まつろわぬ民
追いかけた先、そこにはまさかの集落があった。
質素な家々が寄り添うように建ち並び、
逃げ込んだ子どもたちはその一角に姿を消した。
次の瞬間だった。
営みを続けていた人々が、一斉にこちらを見た。
老若男女、誰一人として視線を逸らさない。
「人がいる……でも、なんだか」
違う。
これまで出会ってきた人たちとは、明らかに。
衣服も、生活も、空気さえも。
『白銀の狼だ』
シルの狼姿が明るみになっている。
まずいと思ったが、私たちの考えとは裏腹に、人々はその場で膝をついた。
『神の御使がこの地に帰還された』
『背にいるのは』
『聖女だ────』
この人たちは何か知っている。
私はシルの背から降りた。
すると集落の長老らしき人物が進み出た。
すると私の前に膝をつき、私の手を取った。
『おかえりなさいませ、聖女よ』
「え、あ、わ、私はそんな大したものではなく」
慌てる私に、シルが『しっかりしろ』と一喝する。
『この集落の者達には────おそらく、人界の者達と違う言葉を、文化を持つ者たちのようだ』
その人達は自らをこう名乗った────救国の聖女の救いを望まなかった者達だと。
────
長老に招かれ、私たちは集落のの集会の場へと向かった。
そこには子ども達だけではない、大人達や老人達も私たちを取り囲むようにしていた。
『聖女様が戻られたということは、この世界に破綻が生まれたということじゃな』
「破綻?よくわかりません。私はただの人です」
私はそう答えただけであったが、長老は感嘆した。
『なんと、我々の言葉を聞けるのか』
「それって、どういう────」
戸惑う私にシルがそばで助言する。
『おそらくこの民達が話しているのはかつてこの地に存在した言語だ────
ことは。君は人々だけでなくあらゆる者つなぐ存在。そうだな、これを仮に"言の葉の加護"と名付けよう』
『神の御使がいう通り。我らは一つの言葉に染まることを選ばなかった者、
一つの信仰や文化に恭順しなかった、まつろわぬ民の一つじゃ。
それゆえにこの地に根付いた』
一つの文化、一つの言語、一つの信仰。
そう言われて全て合点が言った。
この地を訪れる前に感じた違和感。
皆一様の衣装に身を包み、同じ信仰や王を戴き、文化を持っていた。
この村はそれとは異なり、異質だった。
『かつての聖女が言った────かの王国は理想郷だと。
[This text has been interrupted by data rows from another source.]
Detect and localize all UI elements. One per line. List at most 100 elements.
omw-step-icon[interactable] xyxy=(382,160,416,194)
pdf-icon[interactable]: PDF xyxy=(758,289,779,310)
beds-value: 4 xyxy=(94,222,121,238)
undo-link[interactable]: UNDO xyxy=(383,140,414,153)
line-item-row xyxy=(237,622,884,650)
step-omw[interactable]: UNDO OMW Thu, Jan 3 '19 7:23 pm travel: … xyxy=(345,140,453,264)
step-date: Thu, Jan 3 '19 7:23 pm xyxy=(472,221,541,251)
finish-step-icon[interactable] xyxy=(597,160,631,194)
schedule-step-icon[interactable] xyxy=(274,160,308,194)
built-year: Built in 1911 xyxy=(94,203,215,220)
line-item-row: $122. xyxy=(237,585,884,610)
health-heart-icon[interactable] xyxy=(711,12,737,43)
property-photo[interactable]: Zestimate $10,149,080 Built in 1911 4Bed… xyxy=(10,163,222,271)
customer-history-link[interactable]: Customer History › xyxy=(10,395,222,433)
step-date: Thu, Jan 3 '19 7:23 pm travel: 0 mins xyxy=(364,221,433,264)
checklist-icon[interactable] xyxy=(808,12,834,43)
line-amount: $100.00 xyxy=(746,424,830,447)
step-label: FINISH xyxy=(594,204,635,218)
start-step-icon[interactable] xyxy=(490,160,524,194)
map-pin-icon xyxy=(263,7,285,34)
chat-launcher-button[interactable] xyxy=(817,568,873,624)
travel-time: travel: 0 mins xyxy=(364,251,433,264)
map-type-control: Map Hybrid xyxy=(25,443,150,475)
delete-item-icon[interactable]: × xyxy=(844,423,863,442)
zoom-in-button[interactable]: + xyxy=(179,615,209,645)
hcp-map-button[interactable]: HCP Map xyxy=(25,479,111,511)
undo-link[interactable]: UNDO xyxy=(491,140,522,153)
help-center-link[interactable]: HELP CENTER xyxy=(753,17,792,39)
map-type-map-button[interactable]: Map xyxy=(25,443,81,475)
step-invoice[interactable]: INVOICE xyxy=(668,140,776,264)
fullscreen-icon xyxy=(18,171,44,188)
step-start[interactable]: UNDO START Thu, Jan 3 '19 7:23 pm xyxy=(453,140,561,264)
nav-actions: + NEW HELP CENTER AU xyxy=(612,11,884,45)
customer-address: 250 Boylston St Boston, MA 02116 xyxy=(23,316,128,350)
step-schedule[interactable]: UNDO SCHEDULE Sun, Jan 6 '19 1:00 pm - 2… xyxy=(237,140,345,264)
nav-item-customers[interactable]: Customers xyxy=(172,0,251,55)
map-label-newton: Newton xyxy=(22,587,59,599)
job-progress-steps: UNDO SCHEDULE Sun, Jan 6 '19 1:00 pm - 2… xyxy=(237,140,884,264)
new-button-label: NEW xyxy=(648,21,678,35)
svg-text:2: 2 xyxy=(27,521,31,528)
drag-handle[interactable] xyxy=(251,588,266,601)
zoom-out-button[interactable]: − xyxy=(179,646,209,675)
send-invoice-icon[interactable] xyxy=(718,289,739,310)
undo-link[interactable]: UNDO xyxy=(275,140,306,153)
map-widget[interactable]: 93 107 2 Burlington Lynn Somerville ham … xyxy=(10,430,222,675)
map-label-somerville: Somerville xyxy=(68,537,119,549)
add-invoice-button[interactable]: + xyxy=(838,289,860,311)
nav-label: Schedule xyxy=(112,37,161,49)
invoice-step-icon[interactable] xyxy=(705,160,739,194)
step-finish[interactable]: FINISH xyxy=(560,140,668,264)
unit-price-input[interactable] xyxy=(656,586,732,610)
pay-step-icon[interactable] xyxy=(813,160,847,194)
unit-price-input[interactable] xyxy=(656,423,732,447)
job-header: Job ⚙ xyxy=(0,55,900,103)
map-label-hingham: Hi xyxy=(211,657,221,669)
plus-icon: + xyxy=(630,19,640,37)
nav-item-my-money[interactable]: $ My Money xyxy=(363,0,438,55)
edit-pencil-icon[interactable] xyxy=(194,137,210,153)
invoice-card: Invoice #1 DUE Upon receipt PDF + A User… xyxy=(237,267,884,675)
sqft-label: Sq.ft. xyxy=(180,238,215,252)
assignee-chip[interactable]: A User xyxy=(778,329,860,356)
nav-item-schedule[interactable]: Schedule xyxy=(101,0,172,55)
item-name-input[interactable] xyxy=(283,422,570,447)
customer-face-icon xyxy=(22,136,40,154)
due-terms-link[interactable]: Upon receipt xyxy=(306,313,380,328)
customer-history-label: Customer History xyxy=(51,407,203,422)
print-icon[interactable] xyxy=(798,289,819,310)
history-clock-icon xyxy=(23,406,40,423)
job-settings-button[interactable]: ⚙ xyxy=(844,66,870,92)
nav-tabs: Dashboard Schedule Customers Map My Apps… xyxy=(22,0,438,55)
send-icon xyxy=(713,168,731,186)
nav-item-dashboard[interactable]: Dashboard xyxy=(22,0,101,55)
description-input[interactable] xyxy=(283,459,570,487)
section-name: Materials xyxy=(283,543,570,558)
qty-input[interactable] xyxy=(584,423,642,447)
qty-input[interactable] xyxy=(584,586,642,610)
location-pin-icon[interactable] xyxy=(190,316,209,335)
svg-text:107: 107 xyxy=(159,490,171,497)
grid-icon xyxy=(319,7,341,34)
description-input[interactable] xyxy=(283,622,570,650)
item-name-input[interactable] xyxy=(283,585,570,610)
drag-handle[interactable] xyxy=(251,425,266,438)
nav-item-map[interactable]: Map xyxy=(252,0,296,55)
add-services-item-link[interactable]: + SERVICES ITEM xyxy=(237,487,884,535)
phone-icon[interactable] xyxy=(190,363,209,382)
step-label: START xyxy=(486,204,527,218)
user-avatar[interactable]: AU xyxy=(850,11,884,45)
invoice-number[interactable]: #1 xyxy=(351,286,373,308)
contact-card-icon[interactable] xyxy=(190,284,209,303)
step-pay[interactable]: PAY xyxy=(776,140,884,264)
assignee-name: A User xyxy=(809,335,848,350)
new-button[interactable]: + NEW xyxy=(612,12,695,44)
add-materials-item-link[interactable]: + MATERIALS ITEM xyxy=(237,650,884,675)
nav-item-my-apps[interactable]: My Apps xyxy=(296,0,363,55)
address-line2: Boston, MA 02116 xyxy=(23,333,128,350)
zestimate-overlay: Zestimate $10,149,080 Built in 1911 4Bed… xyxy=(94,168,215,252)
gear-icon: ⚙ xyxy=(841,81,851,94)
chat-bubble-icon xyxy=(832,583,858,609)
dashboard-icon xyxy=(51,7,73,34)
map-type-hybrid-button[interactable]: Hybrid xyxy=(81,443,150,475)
ただわしらは望まなかった』
「豊かさ、同じ信仰、同じ言語であれば争わぬと。
そういうこと、なのかな」
『そうだという者もおるじゃろう。だからわしらは否定せぬ』
否定しない。
それがまつろわぬ民の選択だった。
シルは重く沈黙し、話を聞くだけだった。
話を終えた長老は私たちの元を離れた。
大人達はどちらでもいい、滞在してもしなくても、と言った。
子どもたちは外からの来客が珍しかったのだろう。
私たちを好奇の目で見ながらも、近寄ってきた。
シルなんかはすこし迷惑そうにしながら遊ばれていた。
遊ばれ疲れたシルは珍しくぐったりしていた。
でもここで滞在するわけにも行かない。
猶予が残っていないのもそうだが、もしこの国の王の先鋒に見つかれば、
なにかこの地の民たちに実害が及ぶことも否めなかったからだ。
私たちはその日の午後にはこの地を後にした。